High Court Upholds Redrawn Texas House Electoral Boundaries.
Via an per curiam decision, the highest judicial body permitted Texas to implement a redrawn congressional district plan that could add up to five additional conservative-tilting districts. The six-to-three ruling, released on Thursday, upholds a petition by the state to lift a district court's injunction that had struck down the boundaries in November.
Court's Rationale
The district court erroneously placed itself into an ongoing primary campaign, causing much confusion and disrupting the delicate equilibrium in elections, the supreme court said in detailing its action.

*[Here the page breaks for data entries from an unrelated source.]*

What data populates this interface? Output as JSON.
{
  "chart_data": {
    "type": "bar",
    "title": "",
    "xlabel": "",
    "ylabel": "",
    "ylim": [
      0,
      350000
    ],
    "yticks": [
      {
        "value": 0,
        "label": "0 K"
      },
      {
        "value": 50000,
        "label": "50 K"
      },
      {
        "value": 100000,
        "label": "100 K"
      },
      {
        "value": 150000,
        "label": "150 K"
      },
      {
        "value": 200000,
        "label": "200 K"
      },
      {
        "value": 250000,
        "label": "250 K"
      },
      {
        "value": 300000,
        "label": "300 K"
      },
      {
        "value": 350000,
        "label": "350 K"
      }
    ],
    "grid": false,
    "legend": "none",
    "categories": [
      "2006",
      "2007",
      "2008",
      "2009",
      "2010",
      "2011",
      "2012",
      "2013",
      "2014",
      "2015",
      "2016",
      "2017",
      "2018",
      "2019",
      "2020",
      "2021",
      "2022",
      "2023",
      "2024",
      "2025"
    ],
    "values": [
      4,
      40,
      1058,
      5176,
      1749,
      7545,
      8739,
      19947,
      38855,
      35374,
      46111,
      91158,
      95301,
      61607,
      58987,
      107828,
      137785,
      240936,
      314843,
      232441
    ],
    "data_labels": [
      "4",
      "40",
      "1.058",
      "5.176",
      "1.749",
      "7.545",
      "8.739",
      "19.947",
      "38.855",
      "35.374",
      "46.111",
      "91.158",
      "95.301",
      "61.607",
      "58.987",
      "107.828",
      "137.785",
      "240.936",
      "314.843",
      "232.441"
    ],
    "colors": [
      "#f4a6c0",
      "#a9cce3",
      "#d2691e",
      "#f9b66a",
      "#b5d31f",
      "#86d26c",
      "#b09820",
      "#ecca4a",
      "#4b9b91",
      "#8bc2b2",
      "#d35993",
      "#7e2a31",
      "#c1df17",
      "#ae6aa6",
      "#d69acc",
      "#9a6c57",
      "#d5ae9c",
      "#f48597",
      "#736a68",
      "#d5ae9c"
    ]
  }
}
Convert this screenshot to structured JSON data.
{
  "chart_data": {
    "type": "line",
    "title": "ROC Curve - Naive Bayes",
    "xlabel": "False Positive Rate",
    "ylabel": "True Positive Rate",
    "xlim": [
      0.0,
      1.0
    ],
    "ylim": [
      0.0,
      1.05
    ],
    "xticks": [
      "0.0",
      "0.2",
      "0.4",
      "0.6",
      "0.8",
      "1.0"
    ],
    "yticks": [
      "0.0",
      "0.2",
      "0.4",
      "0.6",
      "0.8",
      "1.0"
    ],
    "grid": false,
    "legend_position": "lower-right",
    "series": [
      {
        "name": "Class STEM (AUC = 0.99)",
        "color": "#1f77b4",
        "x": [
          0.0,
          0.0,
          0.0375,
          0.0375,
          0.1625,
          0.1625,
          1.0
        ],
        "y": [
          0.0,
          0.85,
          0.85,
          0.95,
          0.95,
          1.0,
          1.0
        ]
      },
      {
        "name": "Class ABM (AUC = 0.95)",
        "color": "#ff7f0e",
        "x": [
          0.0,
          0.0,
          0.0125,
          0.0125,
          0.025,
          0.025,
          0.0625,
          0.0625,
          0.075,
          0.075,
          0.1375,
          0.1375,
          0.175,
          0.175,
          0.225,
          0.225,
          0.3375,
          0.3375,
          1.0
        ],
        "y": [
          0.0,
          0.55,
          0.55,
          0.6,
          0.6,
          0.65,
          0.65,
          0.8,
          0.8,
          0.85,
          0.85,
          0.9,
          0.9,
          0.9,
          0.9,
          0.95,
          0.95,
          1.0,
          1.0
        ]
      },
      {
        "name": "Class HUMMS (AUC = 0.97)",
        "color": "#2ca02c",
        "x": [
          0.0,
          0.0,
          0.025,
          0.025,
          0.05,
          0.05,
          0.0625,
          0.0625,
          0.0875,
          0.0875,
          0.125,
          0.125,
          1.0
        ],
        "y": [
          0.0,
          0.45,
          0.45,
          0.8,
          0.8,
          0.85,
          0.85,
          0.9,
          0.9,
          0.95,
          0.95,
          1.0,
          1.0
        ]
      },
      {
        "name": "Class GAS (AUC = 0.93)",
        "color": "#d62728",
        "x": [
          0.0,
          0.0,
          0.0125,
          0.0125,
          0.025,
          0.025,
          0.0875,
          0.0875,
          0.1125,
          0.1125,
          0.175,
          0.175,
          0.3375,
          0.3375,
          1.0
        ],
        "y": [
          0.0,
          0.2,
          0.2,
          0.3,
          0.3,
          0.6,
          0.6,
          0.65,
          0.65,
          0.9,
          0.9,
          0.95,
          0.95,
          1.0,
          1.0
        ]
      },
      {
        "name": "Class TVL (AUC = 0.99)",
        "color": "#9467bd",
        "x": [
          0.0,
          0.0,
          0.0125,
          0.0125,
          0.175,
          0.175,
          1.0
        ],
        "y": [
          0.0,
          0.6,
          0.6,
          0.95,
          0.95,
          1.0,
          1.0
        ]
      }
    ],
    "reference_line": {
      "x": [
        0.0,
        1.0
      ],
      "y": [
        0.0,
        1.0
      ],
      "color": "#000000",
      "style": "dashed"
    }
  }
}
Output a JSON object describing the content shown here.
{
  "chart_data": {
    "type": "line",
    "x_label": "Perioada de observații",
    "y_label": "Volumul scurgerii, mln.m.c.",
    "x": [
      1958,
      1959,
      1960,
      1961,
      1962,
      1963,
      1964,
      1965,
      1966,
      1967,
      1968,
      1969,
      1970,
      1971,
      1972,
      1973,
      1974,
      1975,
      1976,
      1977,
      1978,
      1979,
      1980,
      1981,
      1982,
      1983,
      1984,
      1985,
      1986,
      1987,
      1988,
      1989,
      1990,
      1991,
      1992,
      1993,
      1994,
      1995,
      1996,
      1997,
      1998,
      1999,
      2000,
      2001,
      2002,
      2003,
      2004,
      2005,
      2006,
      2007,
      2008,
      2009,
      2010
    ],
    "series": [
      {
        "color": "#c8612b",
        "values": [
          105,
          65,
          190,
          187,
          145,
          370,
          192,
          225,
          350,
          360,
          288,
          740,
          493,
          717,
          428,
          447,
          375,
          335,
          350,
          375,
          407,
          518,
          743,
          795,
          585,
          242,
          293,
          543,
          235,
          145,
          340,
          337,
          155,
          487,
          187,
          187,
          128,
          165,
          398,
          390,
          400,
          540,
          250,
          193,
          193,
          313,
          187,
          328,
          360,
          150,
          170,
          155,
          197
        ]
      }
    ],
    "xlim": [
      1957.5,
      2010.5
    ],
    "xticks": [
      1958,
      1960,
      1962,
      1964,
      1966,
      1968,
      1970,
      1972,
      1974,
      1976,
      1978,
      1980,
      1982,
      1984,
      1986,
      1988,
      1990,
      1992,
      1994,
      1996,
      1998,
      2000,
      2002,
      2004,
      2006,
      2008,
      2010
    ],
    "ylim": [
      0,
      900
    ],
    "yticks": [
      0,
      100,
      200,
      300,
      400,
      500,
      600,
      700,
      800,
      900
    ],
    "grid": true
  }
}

That lower court had earlier ruled that Texas had likely grouped voters according to their race – a method known as illegal race-based districting – when it passed the redistricting plan. It had ordered the state to use the maps established after the 2020 census for the next year's election.
Strong Dissenting Opinion
In a forcefully written dissenting opinion, Justice Elena Kagan took issue with the court's decision. She contended that it disrespected the work of the lower court, observing that its opinion was crafted by a judge appointed by former President Donald Trump.
We are a higher court than the district court, but we are not a better one when it comes to making such a fact-based decision, Kagan wrote in a opinion joined by Justices Sonia Sotomayor and Ketanji Brown Jackson.
The justice went on, The majority's order ensures that Texas's redistricting plan, with all its enhanced partisan advantage, will govern next year's elections. And it guarantees that many Texas residents, unjustly, will be sorted in electoral districts because of their race. And that result, as this court has stated consistently, is a violation of the constitution.
National Redistricting Battle
The court's action is part of a nationwide fight over the redistricting of electoral maps. Texas is an essential part in campaigns to reshape the U.S. House map to bolster a narrow Republican majority. Ordinarily, map-drawing occurs after a new decade's census. Yet the move by Texas Republicans to move ahead with a brazen off-cycle redistricting earlier this year set off a wave among other states.
Conservative legislators in including North Carolina and Missouri have also passed new maps that are estimated to yield a number of more conservative seats. Democratic lawmakers, meanwhile, have responded with new maps in including California and Virginia, which might neutralize those potential gains.
Partisan Responses
The Texas AG praised the High Court's decision. In a statement, he said the order protected Texas's basic authority to draw a map that ensures electoral outcomes aligned with the GOP. Texas is paving the way as we take our country back, district by district, state by state, he remarked.
In contrast, Democratic representatives lamented the decision. It's incredibly disappointing that the Court has rubber stamped a map enacted by Texas Republicans which, simply put, is an extreme, racially gerrymandered map, said the leader of a major party campaign committee.
A leading Democratic leader argued the court had once again eroded its legitimacy by approving a racially gerrymandered map. Tonight's ruling by far-right justices on the supreme court is further proof that the extremists will do anything to rig the midterm elections. The gerrymandered Texas congressional map is a partisan and racially discriminatory power grab designed to subvert the will of the voters – particularly in Black and Latino communities, he added.